After my eleventh unpublished book, I was convinced I was through.  I thought the next step was moving to L.A. to pursue acting with my wife.  When I got here, however, my old tendencies crept right back in, and I found myself scratching tidbits on slips of paper at the most inopportune times.  Over a year later I’d accumulated a new file of scraps and begun four different journals.  The single book that came of it was initially meant to be an encouragement to people just starting out on the path to their dreams—thus the title.  But, as often happens, something took over—in this case life itself—and I’m afraid the only help anyone will find in the following pages is that familiar voice that says, “You’re not the only one.”  It turns out I’m not much of an encourager, but rather the voice of endurance.

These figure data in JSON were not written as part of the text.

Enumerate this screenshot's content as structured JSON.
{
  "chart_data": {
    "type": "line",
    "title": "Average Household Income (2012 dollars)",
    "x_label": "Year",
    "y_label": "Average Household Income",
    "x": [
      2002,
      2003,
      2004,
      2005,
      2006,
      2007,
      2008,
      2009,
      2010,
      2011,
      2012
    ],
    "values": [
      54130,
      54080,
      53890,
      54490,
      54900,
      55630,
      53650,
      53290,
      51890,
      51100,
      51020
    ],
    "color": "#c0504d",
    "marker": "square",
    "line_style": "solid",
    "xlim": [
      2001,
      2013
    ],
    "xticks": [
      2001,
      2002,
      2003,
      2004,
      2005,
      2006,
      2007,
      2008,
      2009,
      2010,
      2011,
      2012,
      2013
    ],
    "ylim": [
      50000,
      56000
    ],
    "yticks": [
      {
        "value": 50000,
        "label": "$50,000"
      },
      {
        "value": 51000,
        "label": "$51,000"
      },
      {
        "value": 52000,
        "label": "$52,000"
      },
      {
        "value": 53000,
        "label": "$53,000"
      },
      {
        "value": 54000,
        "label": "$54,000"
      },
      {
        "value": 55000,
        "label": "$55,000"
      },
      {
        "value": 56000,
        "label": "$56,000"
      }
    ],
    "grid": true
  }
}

I very infrequently read, actually.  I hadn’t thought of passing myself off as a writer, because I don’t much like them.  I fell into it because I had no other means of expression.  I couldn’t afford paints or art supplies, acting or music lessons.  I had no resources, so I picked up a pen to complain about it.  In that way, I am the product of having nothing, in a world that offers everything.  That’s why I’ve come to see writing as the purest art form—it is what you can resort to when there is nothing else.

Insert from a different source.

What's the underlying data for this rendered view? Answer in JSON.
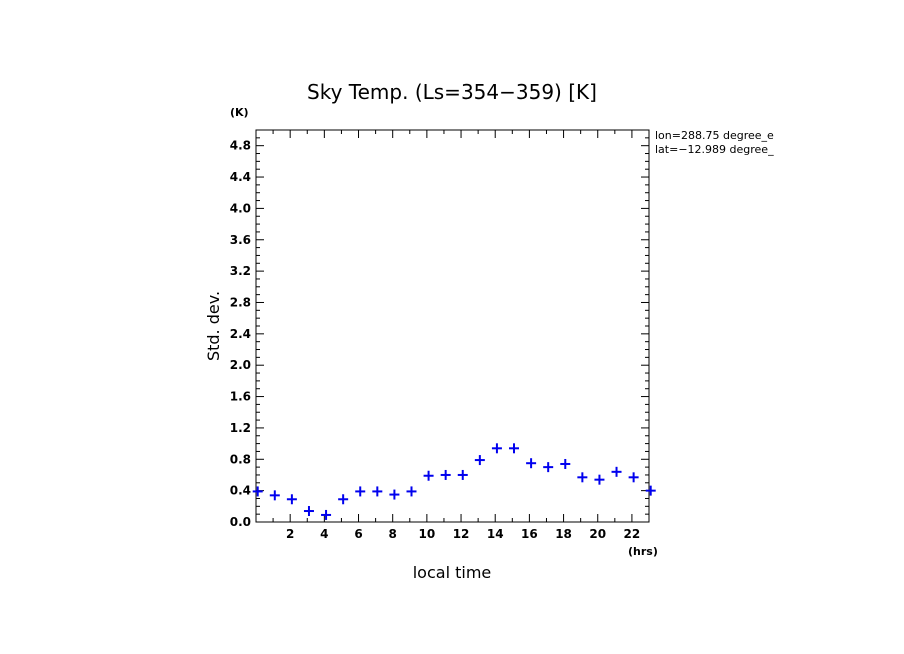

So what exactly have I come up with?  Well, there are glints of hope, and some occasional advice, but mostly this is for people who struggle, who are unhappy, whom things keep going wrong for.  It’s like the blues, just there to let you wallow.  And it’s sort of entertainment at my expense, like the comedies and tragedies of old, or like reality TV in ways.  This is a journal, a record of my introduction to L.A., slipping off increasingly into songs and poetry as I found that I just had to vent.  There isn’t any resolution but the chronicle itself, because I’m still alive, still struggling, and will continue writing until I no longer have any emotion left.  This is my twelfth book, possibly the darkest yet.  I’m quite proud.